The Humanitarian Gate opens for the first time at 6:30, by which time there is already a large crowd waiting. (It’s quite cold and wet this morning.) People who have been waiting since before 6:00 tell us that they are accustomed to the gate opening for the first time at 6:10. But the hours during which the gate operates are not posted on it – which would be quite helpful and enable people to plan more rationally. After 6:30, the gate is opened every 10-15 minutes, so that the pace of movement is fairly regular and there is hardly any crowding.

Two men approach us with complaints about the checkpoint for people with Jerusalem identity cards and green “seam” cards (located to the right of the passage for cars as you face Jerusalem). The first man is accompanied by his three children, all of elementary school age. He complained that, after waiting for close to an hour on a minibus in the checkpoint traffic jam, he and the children were removed from the bus told that they must go by foot through the Humanitarian Gate. He said that this has never happened to him before, and he has no explanation for it.

Soon afterward, a second man, with a green “seam” ID, told us that he (likewise for the first time) was turned away at the checkpoint for Jerusalem and “seam” residents and told to go through the main checkpoint because his name does not appear in the computer. We advised him to immediately take this issue to the DCO.

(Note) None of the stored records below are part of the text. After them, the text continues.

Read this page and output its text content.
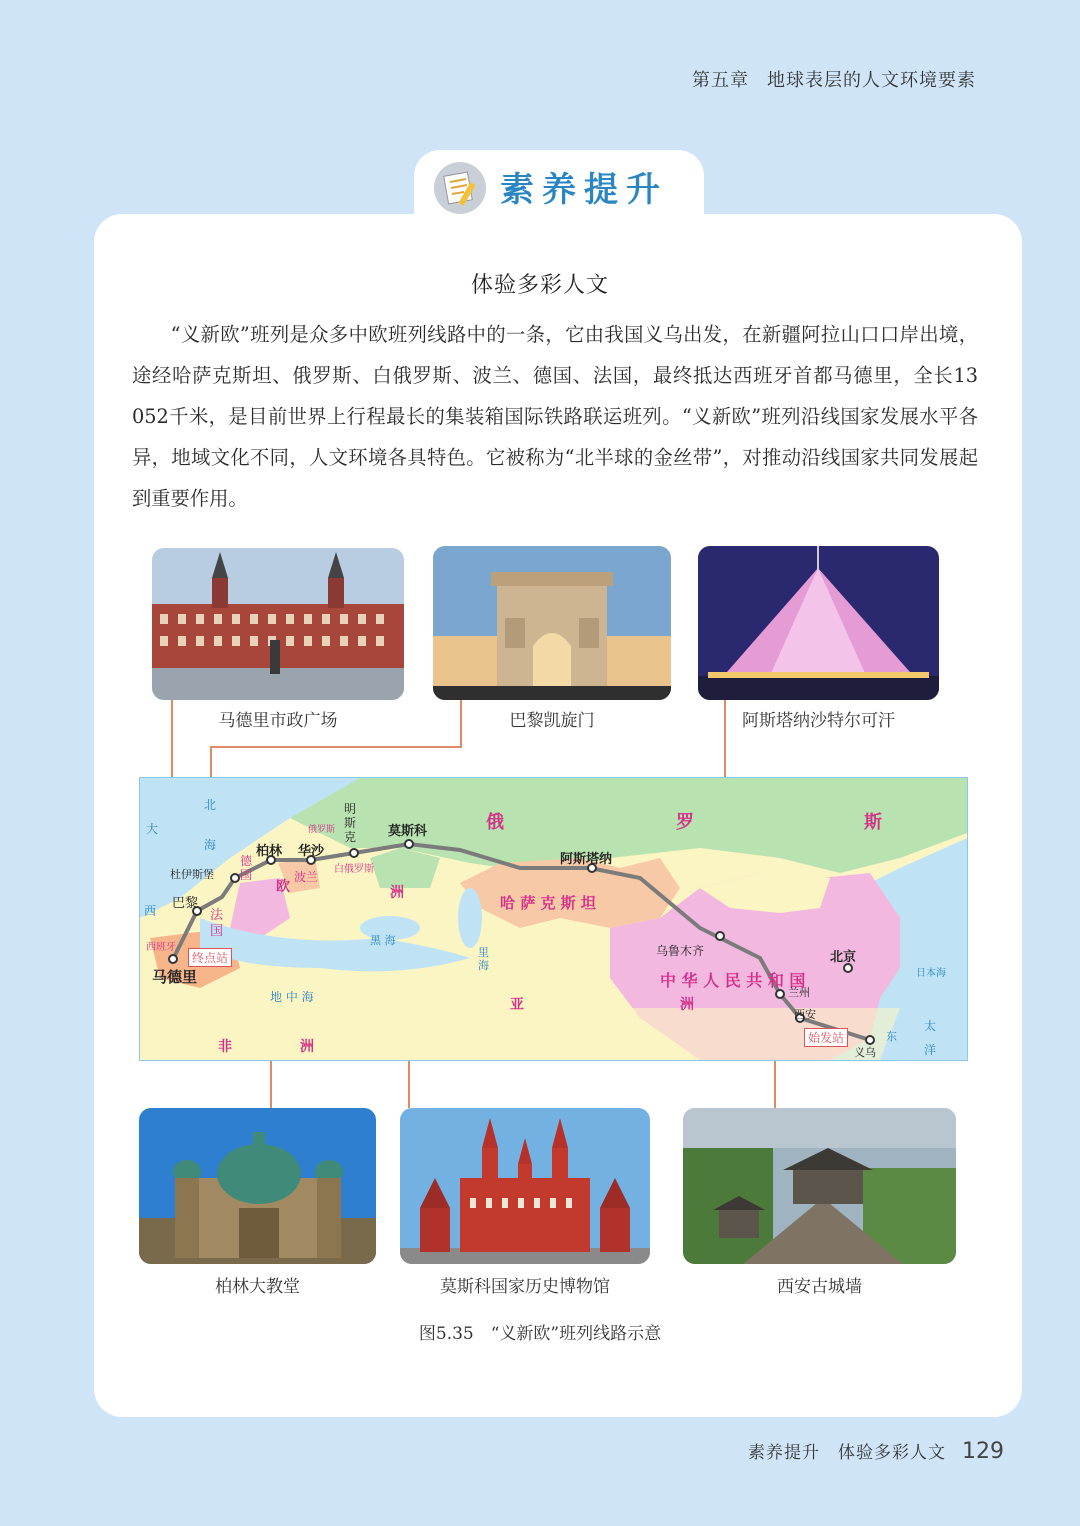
第五章 地球表层的人文环境要素
素养提升
体验多彩人文

“义新欧”班列是众多中欧班列线路中的一条，它由我国义乌出发，在新疆阿拉山口口岸出境，途经哈萨克斯坦、俄罗斯、白俄罗斯、波兰、德国、法国，最终抵达西班牙首都马德里，全长13 052千米，是目前世界上行程最长的集装箱国际铁路联运班列。“义新欧”班列沿线国家发展水平各异，地域文化不同，人文环境各具特色。它被称为“北半球的金丝带”，对推动沿线国家共同发展起到重要作用。

马德里市政广场	巴黎凯旋门	阿斯塔纳沙特尔可汗
俄	罗	斯
哈 萨 克 斯 坦
中 华 人 民 共 和 国
德
国
法
国
波兰
白俄罗斯
西班牙
马德里
巴黎
杜伊斯堡
柏林 华沙
明
斯
克 莫斯科
阿斯塔纳
乌鲁木齐	北京
兰州
西安
义乌
欧	洲
亚	洲
非	洲
大
西
北
海
俄罗斯
黑 海
里
海
地 中 海
日本海
东
太
洋
终点站
始发站
柏林大教堂	莫斯科国家历史博物馆	西安古城墙
图5.35　“义新欧”班列线路示意
素养提升　体验多彩人文 129
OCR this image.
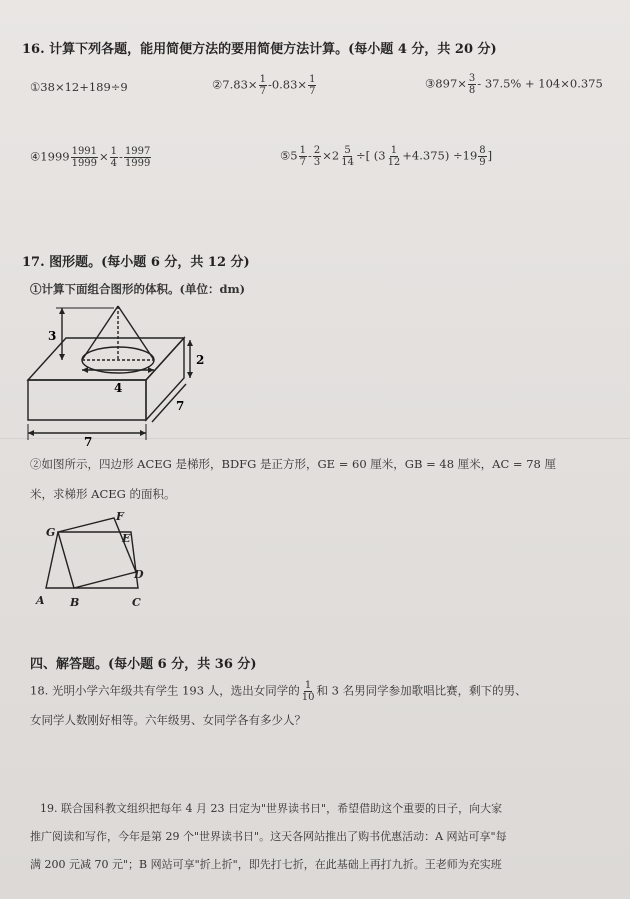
16. 计算下列各题，能用简便方法的要用简便方法计算。(每小题 4 分，共 20 分)
①38×12+189÷9	②7.83× $\frac{1}{7} -0.83\times \frac{1}{7}$	③897× $\frac{3}{8} - 37.5\% + 104\times 0.375$
④1999 $\frac{1991}{1999} \times \frac{1}{4} - \frac{1997}{1999}$	⑤5 $\frac{1}{7} - \frac{2}{3} \times 2 \frac{5}{14}$ ÷[ $(3 \frac{1}{12} +4.375) \div 19 \frac{8}{9}$ ]
17. 图形题。(每小题 6 分，共 12 分)
①计算下面组合图形的体积。(单位：dm)
3
2
4
7
7
②如图所示，四边形 ACEG 是梯形，BDFG 是正方形，GE = 60 厘米，GB = 48 厘米，AC = 78 厘
米，求梯形 ACEG 的面积。
G
F
E
D
A B	C
四、解答题。(每小题 6 分，共 36 分)
18. 光明小学六年级共有学生 193 人，选出女同学的 $\frac{1}{10}$ 和 3 名男同学参加歌唱比赛，剩下的男、
女同学人数刚好相等。六年级男、女同学各有多少人？
19. 联合国科教文组织把每年 4 月 23 日定为"世界读书日"，希望借助这个重要的日子，向大家
推广阅读和写作，今年是第 29 个"世界读书日"。这天各网站推出了购书优惠活动：A 网站可享"每
满 200 元减 70 元"；B 网站可享"折上折"，即先打七折，在此基础上再打九折。王老师为充实班
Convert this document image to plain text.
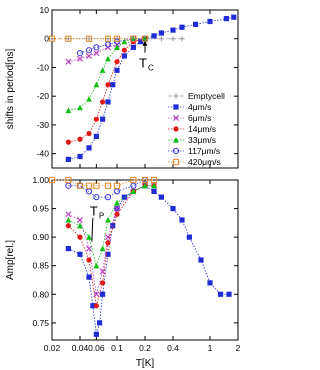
10
0
-10
-20
-30
-40
shifts in period[ns]	T C
Emptycell
4μm/s
6μm/s
14μm/s
33μm/s
117μm/s
420μm/s
1.00
0.95
0.90
0.85
0.80
0.75
0.02 0.04 0.06 0.1 0.2 0.4	1	2
Amp[rel.]
T[K]
T P
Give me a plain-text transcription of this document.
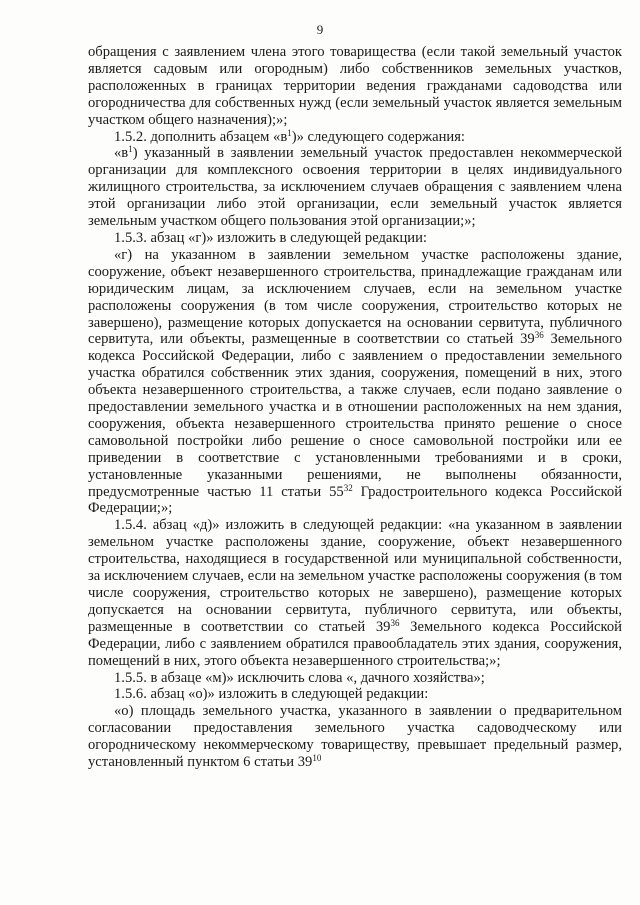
9

обращения с заявлением члена этого товарищества (если такой земельный участок является садовым или огородным) либо собственников земельных участков, расположенных в границах территории ведения гражданами садоводства или огородничества для собственных нужд (если земельный участок является земельным участком общего назначения);»;

1.5.2. дополнить абзацем «$в^1$)» следующего содержания:

«$в^1$) указанный в заявлении земельный участок предоставлен некоммерческой организации для комплексного освоения территории в целях индивидуального жилищного строительства, за исключением случаев обращения с заявлением члена этой организации либо этой организации, если земельный участок является земельным участком общего пользования этой организации;»;

1.5.3. абзац «г)» изложить в следующей редакции:

«г) на указанном в заявлении земельном участке расположены здание, сооружение, объект незавершенного строительства, принадлежащие гражданам или юридическим лицам, за исключением случаев, если на земельном участке расположены сооружения (в том числе сооружения, строительство которых не завершено), размещение которых допускается на основании сервитута, публичного сервитута, или объекты, размещенные в соответствии со статьей $39^{36}$ Земельного кодекса Российской Федерации, либо с заявлением о предоставлении земельного участка обратился собственник этих здания, сооружения, помещений в них, этого объекта незавершенного строительства, а также случаев, если подано заявление о предоставлении земельного участка и в отношении расположенных на нем здания, сооружения, объекта незавершенного строительства принято решение о сносе самовольной постройки либо решение о сносе самовольной постройки или ее приведении в соответствие с установленными требованиями и в сроки, установленные указанными решениями, не выполнены обязанности, предусмотренные частью 11 статьи $55^{32}$ Градостроительного кодекса Российской Федерации;»;

1.5.4. абзац «д)» изложить в следующей редакции: «на указанном в заявлении земельном участке расположены здание, сооружение, объект незавершенного строительства, находящиеся в государственной или муниципальной собственности, за исключением случаев, если на земельном участке расположены сооружения (в том числе сооружения, строительство которых не завершено), размещение которых допускается на основании сервитута, публичного сервитута, или объекты, размещенные в соответствии со статьей $39^{36}$ Земельного кодекса Российской Федерации, либо с заявлением обратился правообладатель этих здания, сооружения, помещений в них, этого объекта незавершенного строительства;»;

1.5.5. в абзаце «м)» исключить слова «, дачного хозяйства»;

1.5.6. абзац «о)» изложить в следующей редакции:

«о) площадь земельного участка, указанного в заявлении о предварительном согласовании предоставления земельного участка садоводческому или огородническому некоммерческому товариществу, превышает предельный размер, установленный пунктом 6 статьи $39^{10}$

At 7:30 we move over to the Jerusalem-“seam line” facility to check out events there. We board a minibus for the obligatory 20-meter ride to the checkpoint and disembark. The line before the revolving gate is not very long, but the gate doesn’t open very often. All together, from the time we board the bus to the time we exit the checkpoint takes 50 minutes. We notice, however, that few people are leaving the minibuses bound for Jerusalem. In most cases, two or uniformed Israelis enter a bus and presumably check documents before allowing it to pass through the checkpoint. The criteria for who is permitted to remain on the bus and who is removed and told to go on foot through the main or Jerusalem-“seam” checkpoint is unclear.